FCC’s Starks Calls For ‘Diverse Ownership’ In George Floyd Statement


FCC Commissioner Geoffrey Starks has spoken out on nationwide protests in response to racial injustice and the murder of African American George Floyd on Memorial Day in Minneapolis by committing himself to furthering diversity in media ownership.

The comment comes just one day after Republican Commissioner Brendan Carr noted in a fireside chat with Cooley LLP partner Robert McDowell, himself a former Commissioner, that further deregulation of radio industry ownership rules was needed to help save the medium.

Starks on Tuesday offered a response to the escalating violence associated with a handful of the peaceful protests being staged across the U.S. in response to Floyd’s death at the hands of Minneapolis Police Department officers.

He did so not only as a FCC Commissioner but “as a Black father of two young children who
deeply cares about my country and my community.”

Starks continued, “I know that our policymakers must do more to include Black people and other communities of color and create a better world for future generations. We all have a part to play in the fight for equity and, as a communications policymaker, I take it very seriously.”

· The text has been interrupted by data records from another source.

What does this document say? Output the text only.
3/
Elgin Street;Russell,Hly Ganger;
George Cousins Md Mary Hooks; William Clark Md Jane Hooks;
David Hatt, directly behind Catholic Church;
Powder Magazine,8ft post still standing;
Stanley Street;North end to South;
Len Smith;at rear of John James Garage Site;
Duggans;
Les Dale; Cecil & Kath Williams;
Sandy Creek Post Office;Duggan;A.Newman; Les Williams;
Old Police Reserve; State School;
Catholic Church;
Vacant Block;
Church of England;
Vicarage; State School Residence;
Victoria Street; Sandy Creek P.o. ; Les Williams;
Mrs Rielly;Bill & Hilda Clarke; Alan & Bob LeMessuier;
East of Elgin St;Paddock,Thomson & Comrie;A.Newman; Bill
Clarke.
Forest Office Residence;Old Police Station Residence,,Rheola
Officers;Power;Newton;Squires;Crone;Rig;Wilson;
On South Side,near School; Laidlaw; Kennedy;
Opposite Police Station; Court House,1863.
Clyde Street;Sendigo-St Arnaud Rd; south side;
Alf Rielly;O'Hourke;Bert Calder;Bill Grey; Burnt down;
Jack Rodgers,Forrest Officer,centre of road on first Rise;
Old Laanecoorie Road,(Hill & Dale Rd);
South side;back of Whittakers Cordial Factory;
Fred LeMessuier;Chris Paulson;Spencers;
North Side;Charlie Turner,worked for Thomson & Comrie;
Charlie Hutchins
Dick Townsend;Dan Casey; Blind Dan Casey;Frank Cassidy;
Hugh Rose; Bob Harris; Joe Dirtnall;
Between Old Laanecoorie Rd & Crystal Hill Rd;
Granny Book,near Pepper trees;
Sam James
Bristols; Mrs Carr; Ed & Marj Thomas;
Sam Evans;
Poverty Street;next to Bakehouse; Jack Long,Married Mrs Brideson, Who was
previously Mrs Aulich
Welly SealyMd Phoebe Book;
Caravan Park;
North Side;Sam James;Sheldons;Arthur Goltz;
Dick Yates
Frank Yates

As such, Starks declared, “I am committed to continuing to advocate for inclusive
broadband access and adoption policies and diversity in media ownership.”

He explained, “Access to robust and affordable broadband allows our communities to call attention to civil rights violations, mobilize and organize for social change, and advocate for policy changes. Similarly, diverse ownership within the media landscape allows us to promote and take control of our own stories. We know there are wider political, economic, and social implications at stake in both of these issue areas.”

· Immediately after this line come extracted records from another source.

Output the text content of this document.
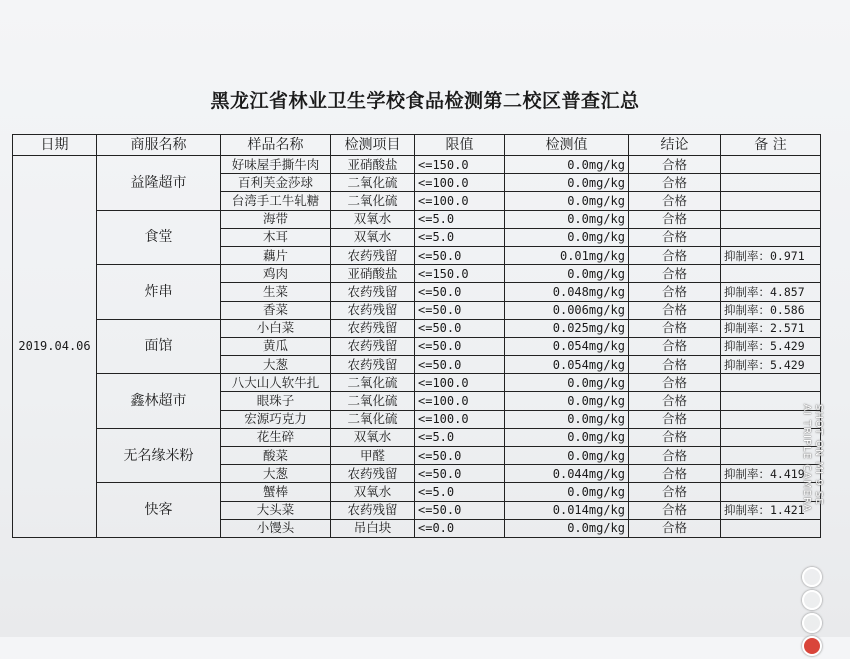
黑龙江省林业卫生学校食品检测第二校区普查汇总
日期	商服名称	样品名称	检测项目	限值	检测值	结论	备 注
2019.04.06	益隆超市	好味屋手撕牛肉	亚硝酸盐	<=150.0	0.0mg/kg	合格	
		百利芙金莎球	二氧化硫	<=100.0	0.0mg/kg	合格	
		台湾手工牛轧糖	二氧化硫	<=100.0	0.0mg/kg	合格	
	食堂	海带	双氧水	<=5.0	0.0mg/kg	合格	
		木耳	双氧水	<=5.0	0.0mg/kg	合格	
		藕片	农药残留	<=50.0	0.01mg/kg	合格	抑制率：0.971
	炸串	鸡肉	亚硝酸盐	<=150.0	0.0mg/kg	合格	
		生菜	农药残留	<=50.0	0.048mg/kg	合格	抑制率：4.857
		香菜	农药残留	<=50.0	0.006mg/kg	合格	抑制率：0.586
	面馆	小白菜	农药残留	<=50.0	0.025mg/kg	合格	抑制率：2.571
		黄瓜	农药残留	<=50.0	0.054mg/kg	合格	抑制率：5.429
		大葱	农药残留	<=50.0	0.054mg/kg	合格	抑制率：5.429
	鑫林超市	八大山人软牛扎	二氧化硫	<=100.0	0.0mg/kg	合格	
		眼珠子	二氧化硫	<=100.0	0.0mg/kg	合格	
		宏源巧克力	二氧化硫	<=100.0	0.0mg/kg	合格	
	无名缘米粉	花生碎	双氧水	<=5.0	0.0mg/kg	合格	
		酸菜	甲醛	<=50.0	0.0mg/kg	合格	
		大葱	农药残留	<=50.0	0.044mg/kg	合格	抑制率：4.419
	快客	蟹棒	双氧水	<=5.0	0.0mg/kg	合格	
		大头菜	农药残留	<=50.0	0.014mg/kg	合格	抑制率：1.421
		小馒头	吊白块	<=0.0	0.0mg/kg	合格	
SHOT ON MI 9 SE
AI TRIPLE CAMERA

While Starks acknowledged that these challenging times “are an opportunity to create real change in our country,” to do that requires going beyond the acknowledgement of the existing inequities in this country by eradicating them “as we build the future all of our children deserve.”

Starks’ comments on diversity in media ownership, however, may fall on deaf ears by his Republican colleagues, all of whom have taken the position that unregulated local digital media — namely Facebook and Alphabet’s YouTube and Google — have siphoned so many dollars away from radio that a NAB-backed proposal greatly eliminating one-company domination in small and mid-sized markets is justified.

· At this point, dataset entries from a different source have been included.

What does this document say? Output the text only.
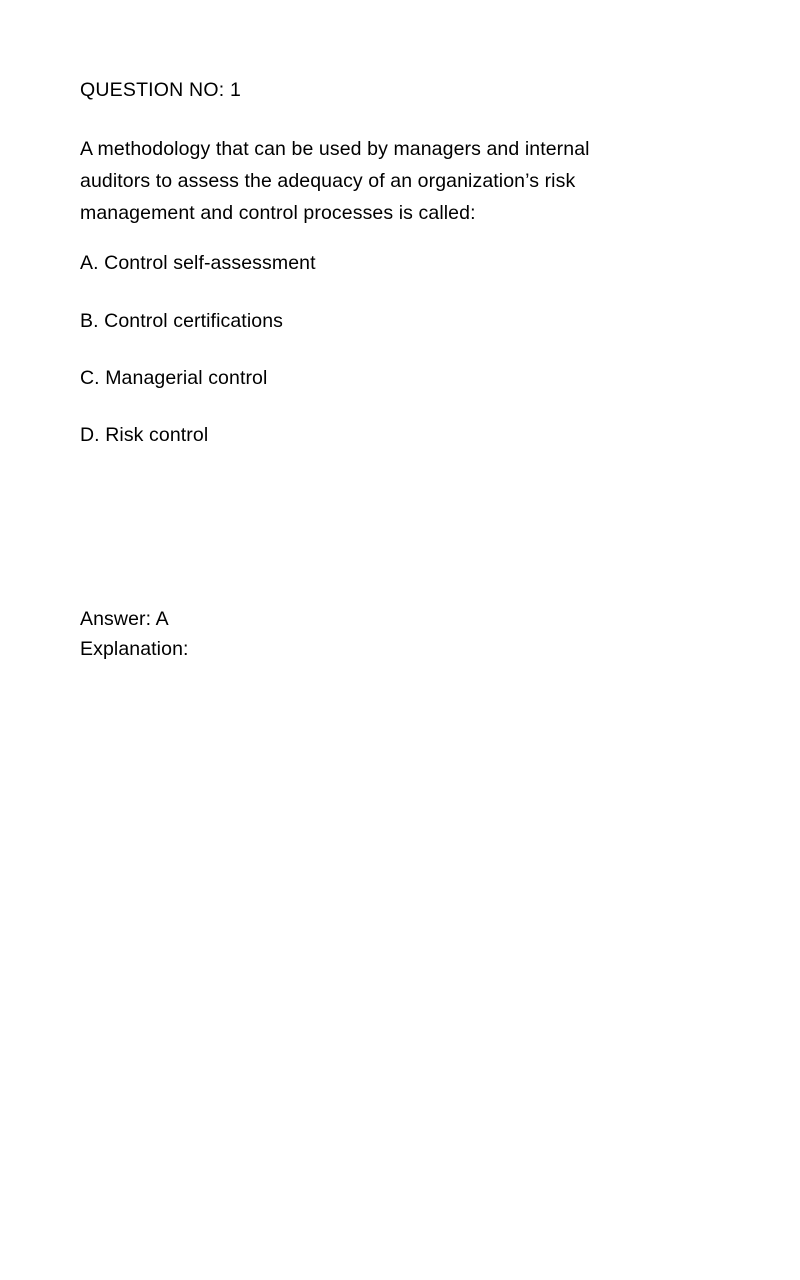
QUESTION NO: 1
A methodology that can be used by managers and internal
auditors to assess the adequacy of an organization’s risk
management and control processes is called:
A. Control self-assessment
B. Control certifications
C. Managerial control
D. Risk control
Answer: A
Explanation:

Mike O’Rielly has warmly pushed for the NAB’s suggested easing of local ownership caps, while Chairman Ajit Pai has expressed his desire to move forward with regulatory easement for local radio.

On Monday, Brendan Carr shared his thoughts during a wide-ranging hourlong webinar hosted by McDowell, who has completely recovered from a bout of COVID-19 that landed him in the hospital multiple times.

While Carr did not commit himself to a position on radio industry deregulation, he argued that the record showed it is needed. Carr cited the local ad dollar siphoning by local digital as a key reason, while also sharing a story about a trip to Cody, Wyo., that led him to visit two local radio stations. One was live and vibrant in its operation. The other yielded a Dell laptop with programming originating from out of the area.

The latter scenario could be avoided, he argued, if local ownership rules were eliminated, allowing that station with the laptop to be locally owned — presumably by the operator of the other station.

There is one AM station licensed to Cody, while two full-powered commercially licensed FMs are based in the town.


The discussion with McDowell and Carr also included chatter on the broadcast internet item that could bring big riches to NEXT GEN TV users in the years ahead. 

On Tuesday, APTS submitted an ex parte letter to the FCC expressing its support of the NPRM and draft Declaratory Ruling.